Sen. Steve Nass, R-Whitewater, is advocating that rather than fight Evers in court, lawmakers return to session to override the mask mandate. 

Lawmakers have come under criticism in recent days for not convening to take action on any issues in more than 100 days

“I am calling on Speaker Robin Vos and Senate Majority Leader Scott Fitzgerald to immediately call the Legislature back into session to pass a joint resolution ending Gov. Evers’ new illegal and unnecessary emergency declaration,” said Nass. “The Legislature is empowered to end any emergency declaration issued by a governor through the simple passage of a joint resolution that doesn’t require the governor’s approval.” 

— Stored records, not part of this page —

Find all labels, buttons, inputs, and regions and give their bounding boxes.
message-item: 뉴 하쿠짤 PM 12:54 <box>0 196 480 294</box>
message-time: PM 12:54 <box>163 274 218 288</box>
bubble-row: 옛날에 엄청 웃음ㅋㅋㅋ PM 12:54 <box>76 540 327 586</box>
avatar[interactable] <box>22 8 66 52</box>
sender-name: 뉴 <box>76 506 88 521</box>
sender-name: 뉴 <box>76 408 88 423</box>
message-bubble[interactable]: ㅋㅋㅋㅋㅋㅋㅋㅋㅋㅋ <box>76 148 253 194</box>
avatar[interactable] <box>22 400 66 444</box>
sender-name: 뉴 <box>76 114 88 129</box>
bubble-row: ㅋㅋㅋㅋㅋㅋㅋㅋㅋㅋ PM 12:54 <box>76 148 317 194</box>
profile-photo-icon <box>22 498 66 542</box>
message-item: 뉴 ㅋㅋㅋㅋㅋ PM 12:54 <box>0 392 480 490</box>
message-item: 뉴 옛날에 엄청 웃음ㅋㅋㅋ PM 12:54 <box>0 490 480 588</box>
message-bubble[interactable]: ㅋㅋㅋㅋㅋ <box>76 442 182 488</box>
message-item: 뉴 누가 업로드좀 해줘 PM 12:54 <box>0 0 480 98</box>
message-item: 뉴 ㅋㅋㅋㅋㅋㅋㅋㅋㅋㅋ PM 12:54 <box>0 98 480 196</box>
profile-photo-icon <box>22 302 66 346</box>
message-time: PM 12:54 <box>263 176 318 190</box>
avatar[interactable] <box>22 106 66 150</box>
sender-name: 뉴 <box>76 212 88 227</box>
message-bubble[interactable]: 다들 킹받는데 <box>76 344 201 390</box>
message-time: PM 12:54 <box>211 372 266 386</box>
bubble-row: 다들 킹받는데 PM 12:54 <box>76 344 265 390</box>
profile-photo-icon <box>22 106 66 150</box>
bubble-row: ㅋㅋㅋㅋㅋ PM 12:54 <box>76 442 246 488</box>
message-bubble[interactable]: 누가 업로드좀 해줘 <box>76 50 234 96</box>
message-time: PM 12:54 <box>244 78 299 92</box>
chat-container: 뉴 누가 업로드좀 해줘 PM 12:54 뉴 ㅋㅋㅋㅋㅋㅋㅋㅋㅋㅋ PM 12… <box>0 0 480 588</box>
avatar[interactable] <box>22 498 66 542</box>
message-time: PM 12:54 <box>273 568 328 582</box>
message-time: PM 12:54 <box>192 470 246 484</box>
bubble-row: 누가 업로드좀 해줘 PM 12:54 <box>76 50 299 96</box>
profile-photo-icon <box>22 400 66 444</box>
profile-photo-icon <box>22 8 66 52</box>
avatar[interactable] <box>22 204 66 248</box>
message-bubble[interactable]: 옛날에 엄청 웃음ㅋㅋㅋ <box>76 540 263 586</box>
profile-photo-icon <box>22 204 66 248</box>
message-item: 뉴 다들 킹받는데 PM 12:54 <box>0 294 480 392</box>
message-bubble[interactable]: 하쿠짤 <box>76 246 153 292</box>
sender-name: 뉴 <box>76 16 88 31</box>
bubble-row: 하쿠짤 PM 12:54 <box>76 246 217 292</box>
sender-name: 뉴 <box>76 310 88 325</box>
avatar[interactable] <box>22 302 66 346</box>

Evers responded to Nass’ suggestion by saying Republicans could have come back at any point. 

“I think that is a sad commentary for all of us. Obviously he doesn’t believe that masks matter and that’s fine. He can be one of those people that flaunt the order,” Evers said.  “But to come in and have the Republicans essentially say we don’t believe in science is pretty risky business. It’s pretty risky political business and it is real risky health business.” 

Vos gave no indication he would be calling a special session. Instead, he seemed to suggest that rather than lawmakers filing a legal suit, a third party might be more inclined to do so. 

“It’s disappointing that yet again Gov. Evers has chosen to not communicate or work with the legislature,” Vos said in a statement. “There are certainly constitutional questions here; I would expect legal challenges from citizen groups.”

Julian Emerson and Jonathon Sadowski contributed to this report.